The hour came and went, and finally it was time. Everyone was anxious to get underway. “Jake, please lower the outdrive.” Dan said. “I’ll get this puppy humming so we can follow the barge.”

For the next nine and a half hours, they tagged along behind the barge, keeping a respectable distance and maneuvering slightly upwind, so the smell of the diesel smoke would blow away from them. Two and a half knots made it seem almost as if they had dropped anchor and were standing still, yet that was all the barge would do. San Luis Miguel was a little over twenty-three miles distant when they started, and appeared to get no nearer, even after hours of progress. At first, only the two highest points of the island were visible over the horizon, and with each passing hour they were able to see a little more of the island’s shape come into view.
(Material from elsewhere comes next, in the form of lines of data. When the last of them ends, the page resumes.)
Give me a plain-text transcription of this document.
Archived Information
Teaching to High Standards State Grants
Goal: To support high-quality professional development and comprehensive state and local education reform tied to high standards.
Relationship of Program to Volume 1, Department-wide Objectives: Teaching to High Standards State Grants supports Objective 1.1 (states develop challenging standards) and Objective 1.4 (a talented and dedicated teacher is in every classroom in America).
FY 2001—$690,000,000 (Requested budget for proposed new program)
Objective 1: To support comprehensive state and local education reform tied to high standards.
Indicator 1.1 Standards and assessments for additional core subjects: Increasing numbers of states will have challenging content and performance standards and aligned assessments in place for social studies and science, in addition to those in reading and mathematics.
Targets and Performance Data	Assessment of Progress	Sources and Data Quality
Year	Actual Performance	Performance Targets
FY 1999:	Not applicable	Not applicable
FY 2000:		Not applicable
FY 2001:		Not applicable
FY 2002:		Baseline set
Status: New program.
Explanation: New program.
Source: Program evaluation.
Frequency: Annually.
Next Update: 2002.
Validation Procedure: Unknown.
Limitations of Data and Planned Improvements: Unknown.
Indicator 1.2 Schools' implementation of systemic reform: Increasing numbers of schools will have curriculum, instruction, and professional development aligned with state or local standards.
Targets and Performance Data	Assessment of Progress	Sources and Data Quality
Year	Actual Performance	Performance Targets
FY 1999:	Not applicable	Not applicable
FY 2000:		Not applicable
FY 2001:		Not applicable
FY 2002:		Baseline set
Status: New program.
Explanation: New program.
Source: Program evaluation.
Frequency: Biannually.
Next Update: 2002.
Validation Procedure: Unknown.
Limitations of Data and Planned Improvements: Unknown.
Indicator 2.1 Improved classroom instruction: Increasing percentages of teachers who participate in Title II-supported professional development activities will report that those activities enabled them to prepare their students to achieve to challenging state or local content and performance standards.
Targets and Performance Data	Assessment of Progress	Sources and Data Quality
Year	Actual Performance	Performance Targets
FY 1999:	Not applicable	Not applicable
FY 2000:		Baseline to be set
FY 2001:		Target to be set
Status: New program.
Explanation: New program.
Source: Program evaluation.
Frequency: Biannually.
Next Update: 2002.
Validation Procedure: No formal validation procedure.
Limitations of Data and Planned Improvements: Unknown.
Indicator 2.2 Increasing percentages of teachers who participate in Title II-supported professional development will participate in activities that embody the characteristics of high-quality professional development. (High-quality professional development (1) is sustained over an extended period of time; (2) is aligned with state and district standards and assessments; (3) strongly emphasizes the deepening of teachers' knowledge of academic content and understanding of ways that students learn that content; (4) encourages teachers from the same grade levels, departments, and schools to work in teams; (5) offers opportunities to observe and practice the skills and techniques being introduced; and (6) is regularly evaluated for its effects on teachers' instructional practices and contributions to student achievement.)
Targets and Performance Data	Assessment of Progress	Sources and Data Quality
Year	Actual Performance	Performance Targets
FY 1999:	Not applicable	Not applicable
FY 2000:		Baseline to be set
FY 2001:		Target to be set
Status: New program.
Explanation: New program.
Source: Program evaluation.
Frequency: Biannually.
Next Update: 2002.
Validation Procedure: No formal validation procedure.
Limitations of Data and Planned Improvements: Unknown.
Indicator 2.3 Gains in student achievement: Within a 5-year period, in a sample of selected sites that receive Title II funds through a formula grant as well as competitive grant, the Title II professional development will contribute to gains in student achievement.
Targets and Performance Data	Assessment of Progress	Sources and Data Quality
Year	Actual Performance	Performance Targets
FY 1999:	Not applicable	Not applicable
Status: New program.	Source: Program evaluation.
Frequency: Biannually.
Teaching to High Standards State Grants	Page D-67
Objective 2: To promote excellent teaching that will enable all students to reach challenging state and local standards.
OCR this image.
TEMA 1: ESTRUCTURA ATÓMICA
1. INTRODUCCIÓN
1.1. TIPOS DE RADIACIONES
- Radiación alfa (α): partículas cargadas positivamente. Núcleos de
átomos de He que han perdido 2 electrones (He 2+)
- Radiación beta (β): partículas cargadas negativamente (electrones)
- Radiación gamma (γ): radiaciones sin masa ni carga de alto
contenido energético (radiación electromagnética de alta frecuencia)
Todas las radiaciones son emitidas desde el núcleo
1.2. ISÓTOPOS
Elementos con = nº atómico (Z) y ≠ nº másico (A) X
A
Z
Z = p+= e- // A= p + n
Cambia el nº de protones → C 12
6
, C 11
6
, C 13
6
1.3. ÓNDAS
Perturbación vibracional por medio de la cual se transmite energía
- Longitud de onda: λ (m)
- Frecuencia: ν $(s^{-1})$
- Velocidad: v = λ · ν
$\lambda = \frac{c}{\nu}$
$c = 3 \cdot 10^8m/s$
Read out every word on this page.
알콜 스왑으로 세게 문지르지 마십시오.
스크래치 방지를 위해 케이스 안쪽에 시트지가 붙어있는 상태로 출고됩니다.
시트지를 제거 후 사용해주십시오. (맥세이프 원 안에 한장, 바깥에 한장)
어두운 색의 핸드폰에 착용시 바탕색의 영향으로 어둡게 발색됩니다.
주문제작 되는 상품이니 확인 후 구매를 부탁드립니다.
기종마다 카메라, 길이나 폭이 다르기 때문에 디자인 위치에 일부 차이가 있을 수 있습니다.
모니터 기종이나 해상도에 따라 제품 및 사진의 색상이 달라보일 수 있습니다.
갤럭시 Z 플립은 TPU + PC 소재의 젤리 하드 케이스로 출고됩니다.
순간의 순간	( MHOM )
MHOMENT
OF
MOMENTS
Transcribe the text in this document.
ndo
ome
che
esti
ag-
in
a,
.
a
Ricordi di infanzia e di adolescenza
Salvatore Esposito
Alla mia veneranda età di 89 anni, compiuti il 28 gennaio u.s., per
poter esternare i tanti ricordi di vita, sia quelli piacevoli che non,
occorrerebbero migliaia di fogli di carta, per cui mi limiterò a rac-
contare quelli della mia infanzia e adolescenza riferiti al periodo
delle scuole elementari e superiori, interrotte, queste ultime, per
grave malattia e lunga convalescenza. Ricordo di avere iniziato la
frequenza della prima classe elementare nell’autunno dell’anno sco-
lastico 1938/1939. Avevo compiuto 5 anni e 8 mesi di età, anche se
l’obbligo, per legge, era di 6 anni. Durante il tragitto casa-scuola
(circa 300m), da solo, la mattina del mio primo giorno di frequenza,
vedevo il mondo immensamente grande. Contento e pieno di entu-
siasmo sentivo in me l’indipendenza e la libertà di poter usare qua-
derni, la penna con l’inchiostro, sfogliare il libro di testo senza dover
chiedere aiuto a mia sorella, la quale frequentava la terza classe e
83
Dan pulled out the chart covering the area around San Luis Miguel and studied the hourglass shape of the land formed by two prominent hills, connected by a narrow waist, creating harbors on opposite sides of the island. On the chart was a thin line that ran down the side of one hill, curving out of the jungle and into the deepest part of the harbor on the east side of the island. A river, Dan thought as he studied what was before him.